В русском земледельце, говорю без преувеличения, весьма развит поэтический элемент. Дело свое он знает отменно, но сверх того способен залюбоваться им. Прав был тот, кто писал, что истый пахарь не только аккуратно вспашет, но и тихо залюбуется своей пахотой. Есть такие, которым претит плуг, вытесняющий соху: плуг-де лишит пахаря, так сказать, артистичности работы. Вот так же старые портные, всю жизнь с одной иглою, недолюбливают швейную машину: ею, дескать, каждый может, а ты, брат, попробуй, как мы…
Второе. Русский земледелец не только поэт в душе, но и весьма сметливый хозяин. Тот, кто жил в деревне, а не читал про деревню, знает, как умно и толково взбадривает мужик свое дело. И нет для него худшей пагубы, как стороннее вмешательство в дело, регламентация дела. А между тем такое вмешательство, такая регламентация нет-нет да и налетали, как эпидемии. Года за полтора-два до моего приезда в N-скую губернию начальству, сидящему в городе, вздумалось назначить точный, строго непременный срок, когда сеять озимь: 10 августа, ни днем раньше, ни днем позже; а за ослушание – штраф. И ни одна-то бедовая головушка не призадумалась, что мужику-то виднее, что он себе не враг, что он сеет, когда земля дышит особым «посевным духом», когда она «посевна».

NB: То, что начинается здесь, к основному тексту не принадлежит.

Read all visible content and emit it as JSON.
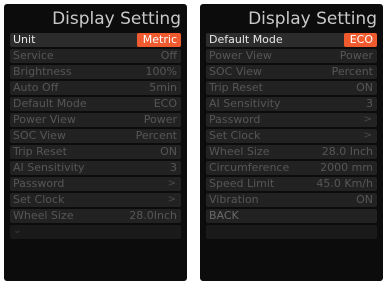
{
  "left_screen": {
    "title": "Display Setting",
    "rows": [
      {
        "label": "Unit",
        "value": "Metric"
      },
      {
        "label": "Service",
        "value": "Off"
      },
      {
        "label": "Brightness",
        "value": "100%"
      },
      {
        "label": "Auto Off",
        "value": "5min"
      },
      {
        "label": "Default Mode",
        "value": "ECO"
      },
      {
        "label": "Power View",
        "value": "Power"
      },
      {
        "label": "SOC View",
        "value": "Percent"
      },
      {
        "label": "Trip Reset",
        "value": "ON"
      },
      {
        "label": "AI Sensitivity",
        "value": "3"
      },
      {
        "label": "Password",
        "value": ">"
      },
      {
        "label": "Set Clock",
        "value": ">"
      },
      {
        "label": "Wheel Size",
        "value": "28.0Inch"
      }
    ],
    "more_indicator": "chevron-down-icon"
  },
  "right_screen": {
    "title": "Display Setting",
    "rows": [
      {
        "label": "Default Mode",
        "value": "ECO"
      },
      {
        "label": "Power View",
        "value": "Power"
      },
      {
        "label": "SOC View",
        "value": "Percent"
      },
      {
        "label": "Trip Reset",
        "value": "ON"
      },
      {
        "label": "AI Sensitivity",
        "value": "3"
      },
      {
        "label": "Password",
        "value": ">"
      },
      {
        "label": "Set Clock",
        "value": ">"
      },
      {
        "label": "Wheel Size",
        "value": "28.0 Inch"
      },
      {
        "label": "Circumference",
        "value": "2000 mm"
      },
      {
        "label": "Speed Limit",
        "value": "45.0 Km/h"
      },
      {
        "label": "Vibration",
        "value": "ON"
      },
      {
        "label": "BACK",
        "value": ""
      }
    ]
  },
  "colors": {
    "accent": "#ef5a2e",
    "screen_bg": "#0c0c0c",
    "row_bg": "#222222",
    "dim_text": "#565656",
    "title_text": "#c9c9c9"
  }
}
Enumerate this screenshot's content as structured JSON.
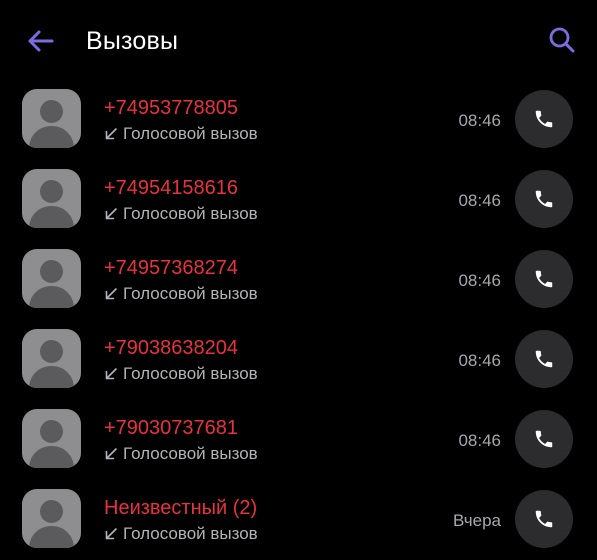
{
  "header": {
    "title": "Вызовы",
    "back_icon": "arrow-left-icon",
    "search_icon": "search-icon"
  },
  "colors": {
    "background": "#000000",
    "accent": "#7c6ce0",
    "missed_call_text": "#e8323f",
    "secondary_text": "#b4b4b8",
    "call_button_bg": "#2c2c2e",
    "avatar_bg": "#8e8e91"
  },
  "calls": [
    {
      "name": "+74953778805",
      "type": "Голосовой вызов",
      "time": "08:46",
      "direction_icon": "incoming-arrow-icon",
      "action_icon": "phone-icon"
    },
    {
      "name": "+74954158616",
      "type": "Голосовой вызов",
      "time": "08:46",
      "direction_icon": "incoming-arrow-icon",
      "action_icon": "phone-icon"
    },
    {
      "name": "+74957368274",
      "type": "Голосовой вызов",
      "time": "08:46",
      "direction_icon": "incoming-arrow-icon",
      "action_icon": "phone-icon"
    },
    {
      "name": "+79038638204",
      "type": "Голосовой вызов",
      "time": "08:46",
      "direction_icon": "incoming-arrow-icon",
      "action_icon": "phone-icon"
    },
    {
      "name": "+79030737681",
      "type": "Голосовой вызов",
      "time": "08:46",
      "direction_icon": "incoming-arrow-icon",
      "action_icon": "phone-icon"
    },
    {
      "name": "Неизвестный (2)",
      "type": "Голосовой вызов",
      "time": "Вчера",
      "direction_icon": "incoming-arrow-icon",
      "action_icon": "phone-icon"
    }
  ]
}
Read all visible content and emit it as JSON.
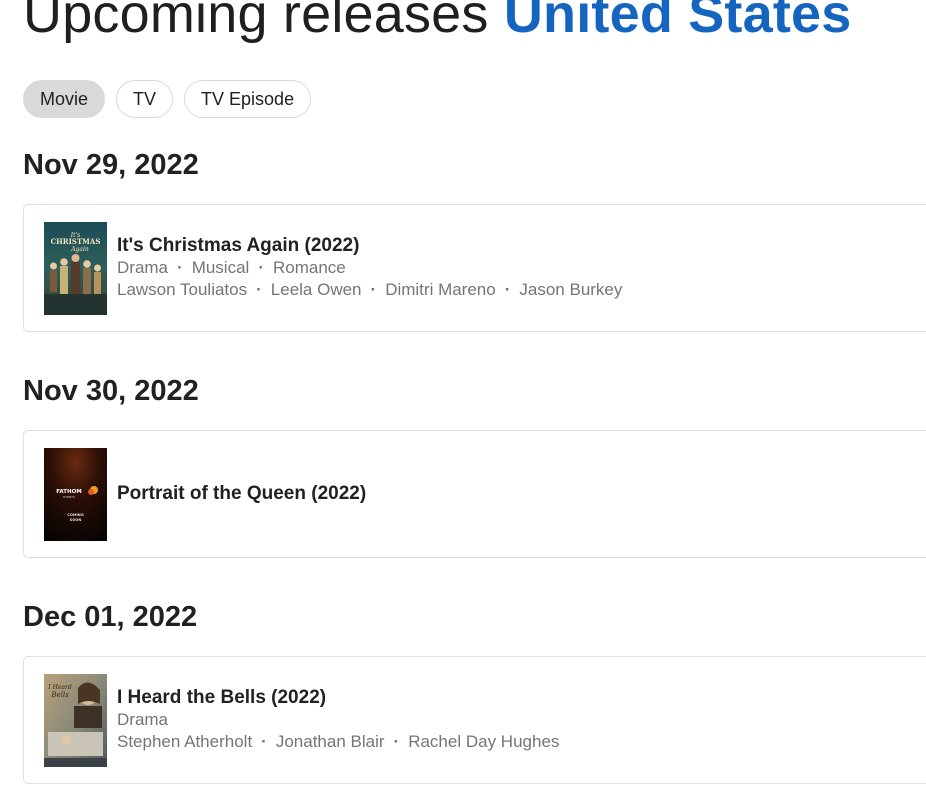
{
  "header": {
    "title_prefix": "Upcoming releases",
    "region": "United States"
  },
  "filters": {
    "items": [
      {
        "label": "Movie",
        "selected": true
      },
      {
        "label": "TV",
        "selected": false
      },
      {
        "label": "TV Episode",
        "selected": false
      }
    ]
  },
  "groups": [
    {
      "date": "Nov 29, 2022",
      "movie": {
        "title": "It's Christmas Again (2022)",
        "genres": [
          "Drama",
          "Musical",
          "Romance"
        ],
        "cast": [
          "Lawson Touliatos",
          "Leela Owen",
          "Dimitri Mareno",
          "Jason Burkey"
        ],
        "poster_icon": "christmas-poster-icon",
        "poster_text": "It's Christmas Again"
      }
    },
    {
      "date": "Nov 30, 2022",
      "movie": {
        "title": "Portrait of the Queen (2022)",
        "genres": [],
        "cast": [],
        "poster_icon": "fathom-poster-icon",
        "poster_text_top": "FATHOM",
        "poster_text_sub": "EVENTS",
        "poster_text_bottom": "COMING SOON"
      }
    },
    {
      "date": "Dec 01, 2022",
      "movie": {
        "title": "I Heard the Bells (2022)",
        "genres": [
          "Drama"
        ],
        "cast": [
          "Stephen Atherholt",
          "Jonathan Blair",
          "Rachel Day Hughes"
        ],
        "poster_icon": "bells-poster-icon",
        "poster_text": "I Heard the Bells"
      }
    }
  ],
  "colors": {
    "accent": "#1565c0",
    "chip_selected_bg": "#d9d9d9",
    "meta_text": "#757575"
  }
}
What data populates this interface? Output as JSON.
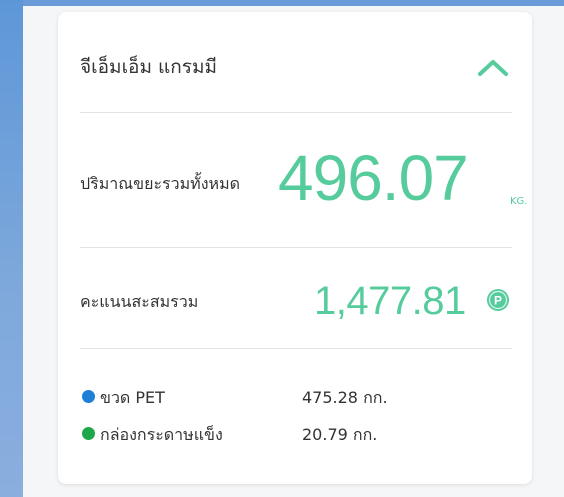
{
  "colors": {
    "accent": "#56cc9d",
    "pet_dot": "#1e7fd6",
    "paper_dot": "#1fa84a",
    "chevron": "#56cc9d"
  },
  "card": {
    "title": "จีเอ็มเอ็ม แกรมมี",
    "toggle_icon": "chevron-up-icon",
    "total": {
      "label": "ปริมาณขยะรวมทั้งหมด",
      "value": "496.07",
      "unit": "KG."
    },
    "points": {
      "label": "คะแนนสะสมรวม",
      "value": "1,477.81",
      "badge": "P"
    },
    "breakdown": [
      {
        "name": "ขวด PET",
        "amount": "475.28 กก.",
        "color": "#1e7fd6"
      },
      {
        "name": "กล่องกระดาษแข็ง",
        "amount": "20.79 กก.",
        "color": "#1fa84a"
      }
    ]
  }
}
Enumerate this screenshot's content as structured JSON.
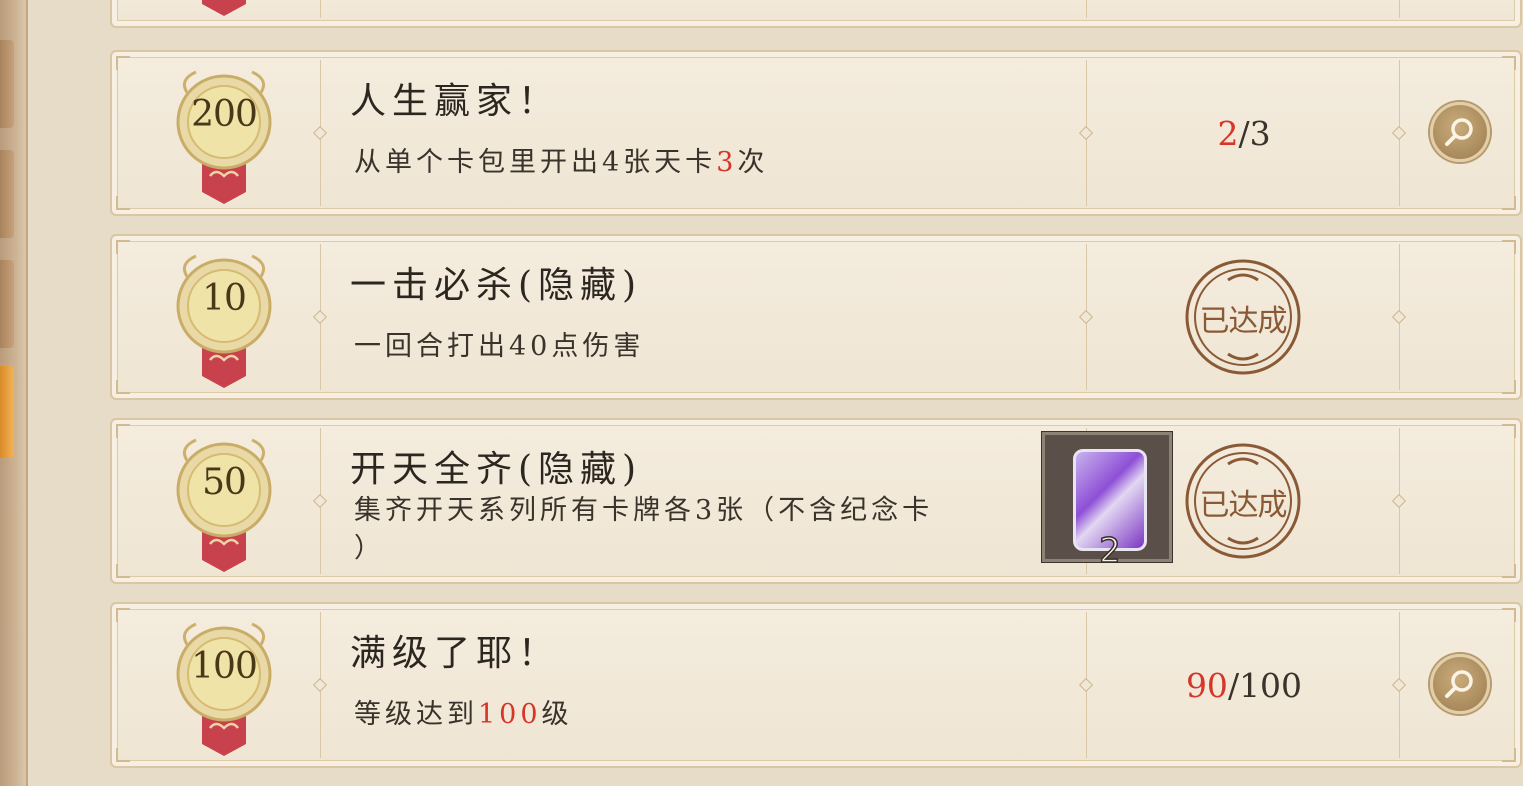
{
  "achievements": [
    {
      "points": "200",
      "title": "人生赢家！",
      "description_pre": "从单个卡包里开出4张天卡",
      "description_highlight": "3",
      "description_post": "次",
      "progress_current": "2",
      "progress_sep": "/",
      "progress_total": "3",
      "status": "in-progress"
    },
    {
      "points": "10",
      "title": "一击必杀(隐藏)",
      "description_pre": "一回合打出40点伤害",
      "status": "completed",
      "stamp_label": "已达成"
    },
    {
      "points": "50",
      "title": "开天全齐(隐藏)",
      "description_pre": "集齐开天系列所有卡牌各3张（不含纪念卡",
      "description_line2": "）",
      "reward_qty": "2",
      "status": "completed",
      "stamp_label": "已达成"
    },
    {
      "points": "100",
      "title": "满级了耶！",
      "description_pre": "等级达到",
      "description_highlight": "100",
      "description_post": "级",
      "progress_current": "90",
      "progress_sep": "/",
      "progress_total": "100",
      "status": "in-progress"
    }
  ],
  "icons": {
    "medal": "medal-badge-icon",
    "detail": "magnifier-icon",
    "stamp": "completed-stamp-icon",
    "reward": "card-pack-icon"
  },
  "colors": {
    "highlight": "#d6352a",
    "stamp": "#8a5a36",
    "ribbon": "#c8424d",
    "medal_gold": "#e6cf7e"
  }
}
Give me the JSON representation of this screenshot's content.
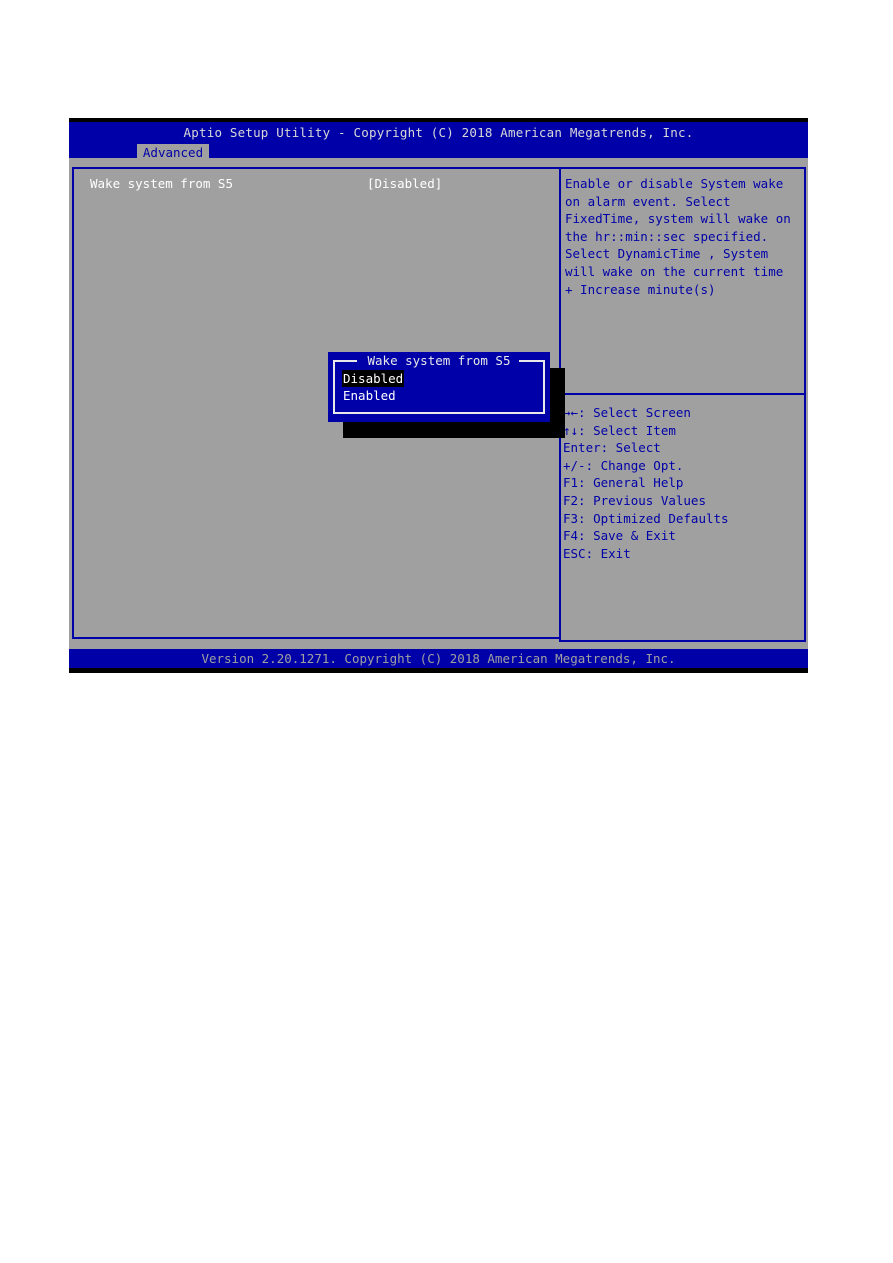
{
  "header": {
    "title": "Aptio Setup Utility - Copyright (C) 2018 American Megatrends, Inc.",
    "active_tab": "Advanced"
  },
  "settings": [
    {
      "label": "Wake system from S5",
      "value": "[Disabled]"
    }
  ],
  "help": {
    "lines": [
      "Enable or disable System wake",
      "on alarm event. Select",
      "FixedTime, system will wake on",
      "the hr::min::sec specified.",
      "Select DynamicTime , System",
      "will wake on the current time",
      "+ Increase minute(s)"
    ]
  },
  "keys": [
    "→←: Select Screen",
    "↑↓: Select Item",
    "Enter: Select",
    "+/-: Change Opt.",
    "F1: General Help",
    "F2: Previous Values",
    "F3: Optimized Defaults",
    "F4: Save & Exit",
    "ESC: Exit"
  ],
  "popup": {
    "title": " Wake system from S5 ",
    "options": [
      {
        "label": "Disabled",
        "selected": true
      },
      {
        "label": "Enabled",
        "selected": false
      }
    ]
  },
  "footer": {
    "text": "Version 2.20.1271. Copyright (C) 2018 American Megatrends, Inc."
  },
  "colors": {
    "bios_blue": "#0000a8",
    "bios_gray": "#a0a0a0",
    "highlight_black": "#000000",
    "text_white": "#ffffff"
  }
}
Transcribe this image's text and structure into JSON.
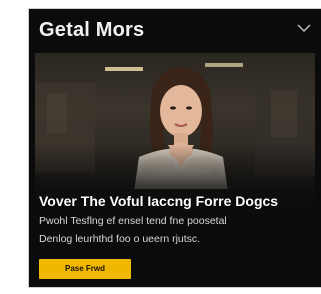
{
  "card": {
    "title": "Getal Mors",
    "headline": "Vover The Voful Iaccng Forre Dogcs",
    "description_lines": [
      "Pwohl Tesflng ef ensel tend fne poosetal",
      "Denlog leurhthd foo o ueern rjutsc."
    ],
    "cta_label": "Pase Frwd"
  },
  "icons": {
    "collapse": "chevron-down-icon"
  },
  "colors": {
    "card_background": "#0b0b0b",
    "title_text": "#f2f2f2",
    "cta_background": "#f0b800",
    "cta_text": "#1a1300"
  }
}
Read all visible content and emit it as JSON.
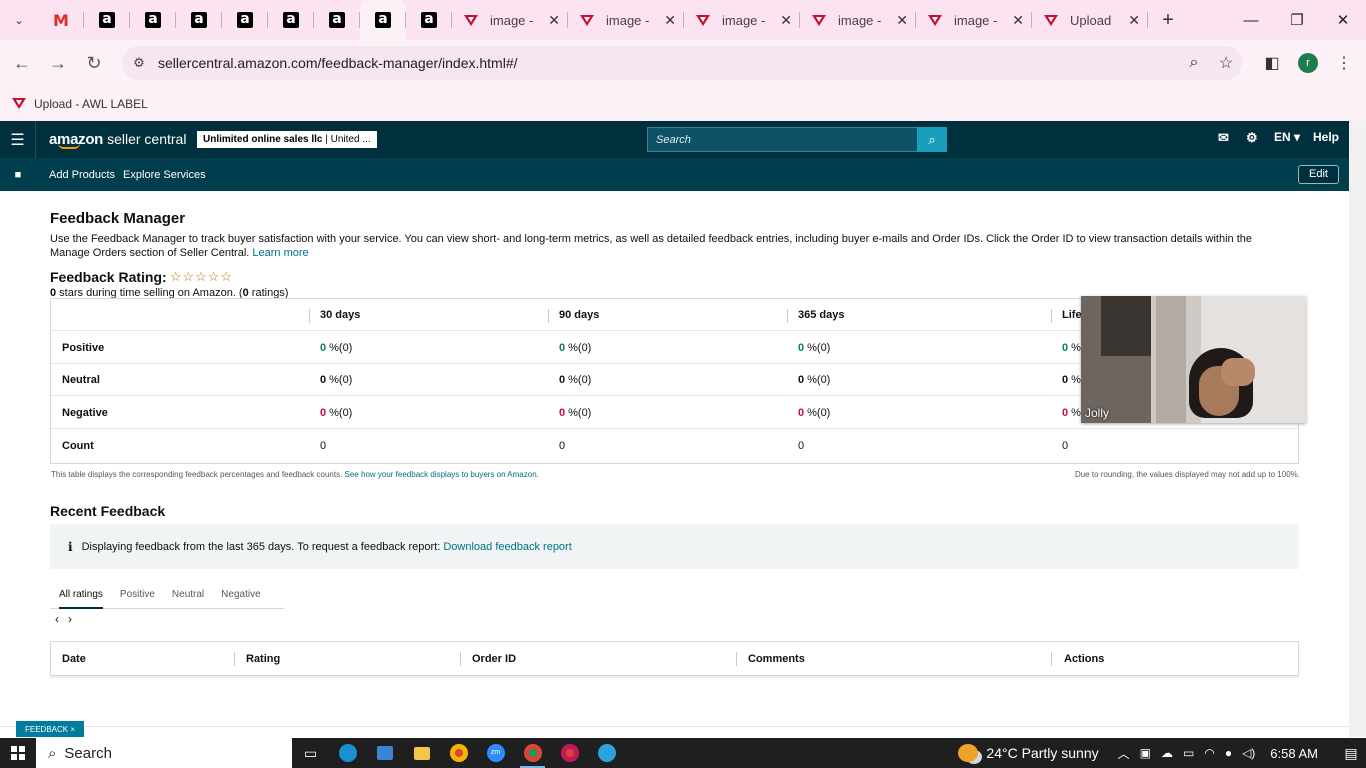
{
  "browser": {
    "tabs": [
      {
        "type": "gmail",
        "title": ""
      },
      {
        "type": "amazon",
        "title": ""
      },
      {
        "type": "amazon",
        "title": ""
      },
      {
        "type": "amazon",
        "title": ""
      },
      {
        "type": "amazon",
        "title": ""
      },
      {
        "type": "amazon",
        "title": ""
      },
      {
        "type": "amazon",
        "title": ""
      },
      {
        "type": "amazon",
        "title": "",
        "active": true
      },
      {
        "type": "amazon",
        "title": ""
      }
    ],
    "image_tabs": [
      "image -",
      "image -",
      "image -",
      "image -",
      "image -",
      "Upload"
    ],
    "new_tab": "+",
    "url": "sellercentral.amazon.com/feedback-manager/index.html#/",
    "bookmark": "Upload - AWL LABEL",
    "profile_initial": "r"
  },
  "seller_central": {
    "logo_brand": "amazon",
    "logo_product": "seller central",
    "account_name": "Unlimited online sales llc",
    "account_region": "| United ...",
    "search_placeholder": "Search",
    "language": "EN",
    "help": "Help",
    "subnav": [
      "Add Products",
      "Explore Services"
    ],
    "edit": "Edit"
  },
  "page": {
    "title": "Feedback Manager",
    "description": "Use the Feedback Manager to track buyer satisfaction with your service. You can view short- and long-term metrics, as well as detailed feedback entries, including buyer e-mails and Order IDs. Click the Order ID to view transaction details within the Manage Orders section of Seller Central.",
    "learn_more": "Learn more",
    "rating_label": "Feedback Rating:",
    "stars": "☆☆☆☆☆",
    "stars_count": "0",
    "stars_note_mid": " stars during time selling on Amazon. (",
    "ratings_count": "0",
    "stars_note_end": " ratings)",
    "table": {
      "headers": [
        "",
        "30 days",
        "90 days",
        "365 days",
        "Lifetime"
      ],
      "rows": [
        {
          "label": "Positive",
          "kind": "pos",
          "values": [
            "0",
            "0",
            "0",
            "0"
          ],
          "suffix": "%(0)"
        },
        {
          "label": "Neutral",
          "kind": "neu",
          "values": [
            "0",
            "0",
            "0",
            "0"
          ],
          "suffix": "%(0)"
        },
        {
          "label": "Negative",
          "kind": "neg",
          "values": [
            "0",
            "0",
            "0",
            "0"
          ],
          "suffix": "%(0)"
        },
        {
          "label": "Count",
          "kind": "count",
          "values": [
            "0",
            "0",
            "0",
            "0"
          ],
          "suffix": ""
        }
      ]
    },
    "table_note": "This table displays the corresponding feedback percentages and feedback counts.",
    "table_note_link": "See how your feedback displays to buyers on Amazon.",
    "rounding_note": "Due to rounding, the values displayed may not add up to 100%.",
    "recent_title": "Recent Feedback",
    "info_text": "Displaying feedback from the last 365 days. To request a feedback report:",
    "info_link": "Download feedback report",
    "filter_tabs": [
      "All ratings",
      "Positive",
      "Neutral",
      "Negative"
    ],
    "pager_prev": "‹",
    "pager_next": "›",
    "recent_headers": [
      "Date",
      "Rating",
      "Order ID",
      "Comments",
      "Actions"
    ],
    "feedback_tag": "FEEDBACK ×"
  },
  "video": {
    "name": "Jolly"
  },
  "taskbar": {
    "search": "Search",
    "weather": "24°C  Partly sunny",
    "time": "6:58 AM"
  },
  "colors": {
    "header": "#00303d",
    "subnav": "#003d4d",
    "accent": "#199fbb",
    "link": "#007185",
    "positive": "#067d62",
    "negative": "#cc0c39",
    "tabstrip": "#fbe3f1"
  }
}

Но – кому же секрет? – большинство русских земледельцев год от году «слабеет», «идет в разор»; мало земли – беда, много земли – опять беда, ибо «земля осиливает». Процесс мужицкого разорения не остановить химией, агрономией. Остановить может (как полагал не я один) только новый способ хозяйствования.
Путь, чаемый нами, представлялся своеобычным, нам предназначенным и, нечего скромничать, именно таким, какой решит вопрос не только для русских земледельцев… А главнее всего, то был способ, с которым не мог не согласиться умный крестьянин. Уж кто-кто, а он-то понимал и знал, что большая семья богата лишь тогда, когда действует совместно, и беднеет тогда, когда начинает дробиться, неизбежно дробя хозяйство.
Так за чем остановка? Отчего мужики, большие доки в своем деле, отчего они, эти рациональные мужики, не объединяются в союз, в артель и не принимаются добровольно за совместную обработку земли?
Нами усматривались по крайней мере две основные причины, а первая из них – косность. Мужику требуется продолжительное время, дабы он решился на новое дело; он долго приглядывается и долго примеривается, будучи не в силах отрешиться от векового наследства, от традиций поколений, от заветов предков.
А второе в том, что наш мужик отнюдь не пейзан, каким он подчас выглядит под пером тех народолюбцев, которые, хотя и невольно, выдают чаемое за действительное. Деревенский труженик в массе своей есть крайний индивидуалист, он не имеет ни малейшей охоты работать чужую работу, а что ему непременно придется работать ее за ленивца, дурака или слабосильного – в том он твердо уверен. Крестьянин не только крайний индивидуалист, но еще и в известной мере кулак, ибо ему свойственно стремление выжимать сок из ближнего; в таком стремлении он не усматривает ничего зазорного – дескать, чего там, охулки на руку не клади!